I was still struggling, but I had support. There were times when I self-harmed, but the counselor who helped me onto this path was always there for me. Even though I changed, it never satisfied Hawk. But I was no longer the codependent person I once was, and I chose to let him go. I once promised him, “If there is a day we have to go our separate ways, I will accept it.” It was a corny promise, but I adored him and would’ve done anything for him. It’s thanks to him that I am who I am today. If our paths hadn’t crossed that day in October of 2021, that chapter of my life wouldn’t have started.

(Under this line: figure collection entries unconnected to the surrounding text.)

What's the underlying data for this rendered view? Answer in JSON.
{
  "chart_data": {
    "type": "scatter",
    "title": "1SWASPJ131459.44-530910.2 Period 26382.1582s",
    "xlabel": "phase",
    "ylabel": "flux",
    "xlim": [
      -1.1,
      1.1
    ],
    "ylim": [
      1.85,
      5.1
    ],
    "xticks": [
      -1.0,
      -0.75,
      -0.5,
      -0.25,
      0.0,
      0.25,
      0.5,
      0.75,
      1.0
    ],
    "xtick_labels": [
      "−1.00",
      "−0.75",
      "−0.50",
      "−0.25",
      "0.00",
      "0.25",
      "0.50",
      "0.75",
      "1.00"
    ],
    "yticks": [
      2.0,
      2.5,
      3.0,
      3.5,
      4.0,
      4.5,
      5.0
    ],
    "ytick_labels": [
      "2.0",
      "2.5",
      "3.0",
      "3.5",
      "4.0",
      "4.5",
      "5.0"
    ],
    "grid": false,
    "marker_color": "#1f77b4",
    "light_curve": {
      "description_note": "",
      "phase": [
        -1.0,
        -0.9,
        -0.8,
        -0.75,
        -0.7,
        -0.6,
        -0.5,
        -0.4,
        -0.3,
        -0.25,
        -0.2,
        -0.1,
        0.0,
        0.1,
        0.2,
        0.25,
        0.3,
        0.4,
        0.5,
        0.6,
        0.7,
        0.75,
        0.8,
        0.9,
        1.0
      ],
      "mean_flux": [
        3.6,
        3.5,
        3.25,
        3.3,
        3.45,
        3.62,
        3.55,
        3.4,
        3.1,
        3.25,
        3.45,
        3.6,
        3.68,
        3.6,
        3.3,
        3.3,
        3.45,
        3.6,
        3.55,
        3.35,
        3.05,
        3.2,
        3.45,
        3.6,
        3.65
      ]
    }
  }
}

So, thank you, Hawk, for everything you’ve done for me, and once again, goodbye.
My mental health journey is still a rollercoaster, and there have been some setbacks along the way, but writing in August of 2024, I can’t help but marvel at how far I’ve come since August of 2021. My story isn’t finished yet; many more chapters await writing. There once was a storm, one that was difficult to calm. Yet it did calm, and it passed. I am who I am today because of this storm, and I want to remind other young people that no matter how dark your storm seems, your story is not yet finished either. Even as a young person, you are not as powerless as you may think; your story can create a world where mental health can be talked about without shame or guilt. Even if you are hesitant to tell your story, your actions also matter. Through efforts like volunteering, you can bring a smile to your peers. Just like how Clerval supported Frankenstein in all his pain, you can be the support that someone may need. Even a name change can help start a new chapter in your story. I know I’ve been mixing my metaphors throughout this essay, talking about storms and rollercoasters–but it’s my story, and I get to tell it how I felt it. Remember that you can tell your story, too, and it might just be what someone needs for their mental health rollercoaster to become a smoother ride.
Works Cited
Carpenter, Nora Shalaway, and Rocky Callen, editors. Ab(solutely) Normal: Short Stories That Smash Mental Health Stereotypes. Candlewick Press, 2023.
Shelley, Mary. Frankenstein: The 1818 Text. Penguin Books, 2018.